Thursday, August 2, 2018

In My TBR Stack:

Alligators and Me: My Life in Alabama 1968
by Molly Milner
Shoe Button Press
Trade Paperback

From the book publicity:

Thrust into a cauldron of death threats, intimidation and fear, forced to move out of our home in the middle of the night, my husband and I were by great good fortune taken in and protected by a courageous and generous black community after his arrest in a protest march. A narrative of three years spent in Mobile, Alabama in the late 1960's, Alligators and Me Alabama 1966-1969 is the story of a woman's triumph that came by slogging through calamity after calamity. At the end of the road, I surprisingly found I had become an accidental activist formed in the crucible of the red hot fires of the Civil Rights Movement.

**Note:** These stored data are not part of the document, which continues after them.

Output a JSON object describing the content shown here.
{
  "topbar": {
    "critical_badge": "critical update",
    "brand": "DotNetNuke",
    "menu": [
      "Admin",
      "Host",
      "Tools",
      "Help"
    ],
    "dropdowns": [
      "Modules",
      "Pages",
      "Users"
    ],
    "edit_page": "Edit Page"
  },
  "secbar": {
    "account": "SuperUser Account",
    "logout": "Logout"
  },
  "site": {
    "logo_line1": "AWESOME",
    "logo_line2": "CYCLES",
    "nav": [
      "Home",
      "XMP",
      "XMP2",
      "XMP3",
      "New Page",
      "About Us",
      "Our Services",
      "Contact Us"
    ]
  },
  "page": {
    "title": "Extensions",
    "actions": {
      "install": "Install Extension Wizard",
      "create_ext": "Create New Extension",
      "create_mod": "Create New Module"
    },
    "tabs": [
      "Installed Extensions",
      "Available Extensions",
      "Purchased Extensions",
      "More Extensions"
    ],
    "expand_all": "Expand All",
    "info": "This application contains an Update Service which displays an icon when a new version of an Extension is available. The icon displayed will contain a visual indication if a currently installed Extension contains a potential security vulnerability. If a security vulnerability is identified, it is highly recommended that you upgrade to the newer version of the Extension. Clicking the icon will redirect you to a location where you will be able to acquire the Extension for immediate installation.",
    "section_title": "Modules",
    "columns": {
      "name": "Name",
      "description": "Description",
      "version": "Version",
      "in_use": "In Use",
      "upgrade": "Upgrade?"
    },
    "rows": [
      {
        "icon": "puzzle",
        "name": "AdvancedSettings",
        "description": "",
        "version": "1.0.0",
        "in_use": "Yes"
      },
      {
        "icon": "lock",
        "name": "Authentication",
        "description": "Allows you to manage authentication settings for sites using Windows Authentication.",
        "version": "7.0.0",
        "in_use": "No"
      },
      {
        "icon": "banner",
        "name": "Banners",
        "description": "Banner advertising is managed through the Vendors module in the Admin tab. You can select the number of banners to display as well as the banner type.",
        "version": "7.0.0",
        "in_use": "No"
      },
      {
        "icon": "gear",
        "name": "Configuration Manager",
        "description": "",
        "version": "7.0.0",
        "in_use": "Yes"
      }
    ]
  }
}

Always believing my husband to be the hero, by retelling the tale for the memoir I finally gained an understanding that allows me to celebrate choices I made in navigating my own way through the alligators.
       
My childhood spent in Northern Ohio had left me clueless to the stark realities of racial divisions in the Deep South. After arriving in Mobile, my husband soon went from respected Pastor of a white Lutheran church to social pariah after being arrested in a march protesting lack of job opportunites for black people. His arrest impacted my life with more intensitiy than I had bargained for coming in the form of Ku Klux Klan retribution threats. Alligator-like intimidations pressured me into leaving my job as a social worker. I became a special education teacher in Bayou La Batre where I was the only white face in the segregated high school. My teaching strategies came to include excursions into semi-swampy areas around the school where my students and I scouted out actual alligator populations.
       
The account is filled with anger at my husband for what I perceived as his bombastic behavior related to the arrest, fear over our tenuous and terrifying life, and finally redemptive love growing out of extraordinary circumstances during the height of the 1960's civil rights era.
       
The year 2018 is the 50th anniversary of the assassinations of Dr. Martin Luther King, Jr. and Bobby Kennedy, brother of President John F. Kennedy. The recollection of my husband's arrest in 1968 puts this momentous year into deep personal focus. A catalyst in bringing back indelible memories for those who lived through these turbulent times, the book also might well be inspiration to the resistence movement today.